Sunday, December 23, 2007

The innocence of habit is inevitably solidified by the malice of the law.

Carlos Fuentes Terra Nostra

This is somehow related to Dawkin's ideas regarding the malice of indoctrinating children into religious belief. Perhaps the malice of the law in such a case being the unwritten societal law that all children are in fact indoctrinated into the hocus pocus of their parents.

Children are taught to believe the backward cult traditions of their parents, such is the malice of the law. An eight year old child can be programmed to hate Jews and aspire to martyrdom, a 10 year old can be taught to carry a sign in the street opposing abortion but do either of these traditions consider simply teaching a child how to think logically and then allowing that child to come to an independent conclusion?

The Amish turn their children loose at a certain age, allow them to experiment with sex, drugs, and the modern world for years. The vast majority of those children return to their Amish communities. I would postulate two hypotheses to explain this.

1) The Amish way of life is the true and only way of life.

2) By the time these children are set free in the world it is far to late for them to think independently.

Dawkins states that only one in 12 children break with the religious traditions of their parents. If the parents have differing beliefs from one another then the child by definition must break with one to join the other. Or is this lucky one in 12 children breaking with the traditions of both parents?
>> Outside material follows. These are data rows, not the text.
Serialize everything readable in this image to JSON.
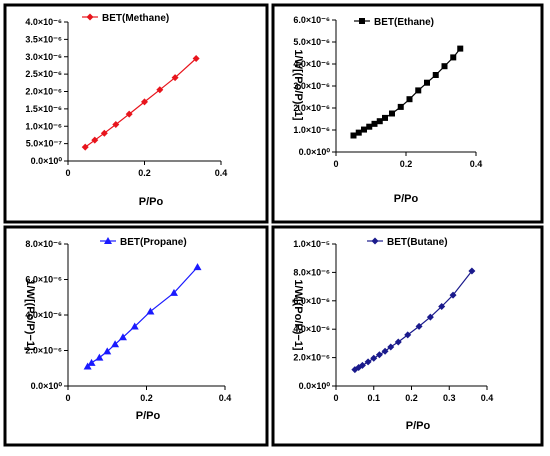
{
  "chart_data": [
    {
      "type": "line",
      "series": [
        {
          "name": "BET(Methane)",
          "marker": "diamond",
          "x": [
            0.045,
            0.07,
            0.095,
            0.125,
            0.16,
            0.2,
            0.24,
            0.28,
            0.335
          ],
          "y": [
            4e-07,
            6e-07,
            8e-07,
            1.05e-06,
            1.35e-06,
            1.7e-06,
            2.05e-06,
            2.4e-06,
            2.95e-06
          ]
        }
      ],
      "xlabel": "P/Po",
      "ylabel": "",
      "xlim": [
        0,
        0.4
      ],
      "ylim": [
        0,
        4e-06
      ],
      "x_ticks": [
        "0",
        "0.2",
        "0.4"
      ],
      "y_ticks": [
        "0.0×10⁰",
        "5.0×10⁻⁷",
        "1.0×10⁻⁶",
        "1.5×10⁻⁶",
        "2.0×10⁻⁶",
        "2.5×10⁻⁶",
        "3.0×10⁻⁶",
        "3.5×10⁻⁶",
        "4.0×10⁻⁶"
      ],
      "legend": "top-left",
      "grid": false,
      "color": "#e8141c"
    },
    {
      "type": "line",
      "series": [
        {
          "name": "BET(Ethane)",
          "marker": "square",
          "x": [
            0.05,
            0.065,
            0.08,
            0.095,
            0.11,
            0.125,
            0.14,
            0.16,
            0.185,
            0.21,
            0.235,
            0.26,
            0.285,
            0.31,
            0.335,
            0.355
          ],
          "y": [
            7.5e-07,
            8.8e-07,
            1.02e-06,
            1.15e-06,
            1.28e-06,
            1.4e-06,
            1.55e-06,
            1.75e-06,
            2.05e-06,
            2.4e-06,
            2.8e-06,
            3.15e-06,
            3.5e-06,
            3.9e-06,
            4.3e-06,
            4.7e-06
          ]
        }
      ],
      "xlabel": "P/Po",
      "ylabel": "1/W[(Po/P)−1]",
      "xlim": [
        0,
        0.4
      ],
      "ylim": [
        0,
        6e-06
      ],
      "x_ticks": [
        "0",
        "0.2",
        "0.4"
      ],
      "y_ticks": [
        "0.0×10⁰",
        "1.0×10⁻⁶",
        "2.0×10⁻⁶",
        "3.0×10⁻⁶",
        "4.0×10⁻⁶",
        "5.0×10⁻⁶",
        "6.0×10⁻⁶"
      ],
      "legend": "top-left",
      "grid": false,
      "color": "#000000"
    },
    {
      "type": "line",
      "series": [
        {
          "name": "BET(Propane)",
          "marker": "triangle",
          "x": [
            0.05,
            0.06,
            0.08,
            0.1,
            0.12,
            0.14,
            0.17,
            0.21,
            0.27,
            0.33
          ],
          "y": [
            1.1e-06,
            1.3e-06,
            1.6e-06,
            1.95e-06,
            2.35e-06,
            2.75e-06,
            3.35e-06,
            4.2e-06,
            5.25e-06,
            6.7e-06
          ]
        }
      ],
      "xlabel": "P/Po",
      "ylabel": "1/W[(Po/P)−1]",
      "xlim": [
        0,
        0.4
      ],
      "ylim": [
        0,
        8e-06
      ],
      "x_ticks": [
        "0",
        "0.2",
        "0.4"
      ],
      "y_ticks": [
        "0.0×10⁰",
        "2.0×10⁻⁶",
        "4.0×10⁻⁶",
        "6.0×10⁻⁶",
        "8.0×10⁻⁶"
      ],
      "legend": "top-left",
      "grid": false,
      "color": "#1a1aff"
    },
    {
      "type": "line",
      "series": [
        {
          "name": "BET(Butane)",
          "marker": "diamond",
          "x": [
            0.05,
            0.06,
            0.07,
            0.085,
            0.1,
            0.115,
            0.13,
            0.145,
            0.165,
            0.19,
            0.22,
            0.25,
            0.28,
            0.31,
            0.36
          ],
          "y": [
            1.15e-06,
            1.3e-06,
            1.45e-06,
            1.7e-06,
            1.95e-06,
            2.2e-06,
            2.45e-06,
            2.75e-06,
            3.1e-06,
            3.6e-06,
            4.2e-06,
            4.85e-06,
            5.6e-06,
            6.4e-06,
            8.1e-06
          ]
        }
      ],
      "xlabel": "P/Po",
      "ylabel": "1/W[(Po/P)−1]",
      "xlim": [
        0,
        0.4
      ],
      "ylim": [
        0,
        1e-05
      ],
      "x_ticks": [
        "0",
        "0.1",
        "0.2",
        "0.3",
        "0.4"
      ],
      "y_ticks": [
        "0.0×10⁰",
        "2.0×10⁻⁶",
        "4.0×10⁻⁶",
        "6.0×10⁻⁶",
        "8.0×10⁻⁶",
        "1.0×10⁻⁵"
      ],
      "legend": "top-left",
      "grid": false,
      "color": "#1a1a8c"
    }
  ]
}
I am especially intrigued with Dawkins idea that indoctrination of children is a form of child abuse. We are all appalled at the sight of the 6 year old child aspiring to be a suicide bomber but is this not simply the idea of indoctrination in its most pure and therefore obscene form? Would that Orwell were alive to write a brilliant exposition of the hypocrisy of this judgment by those who would have children of the same age condemn all who differ from them in belief to eternal torture.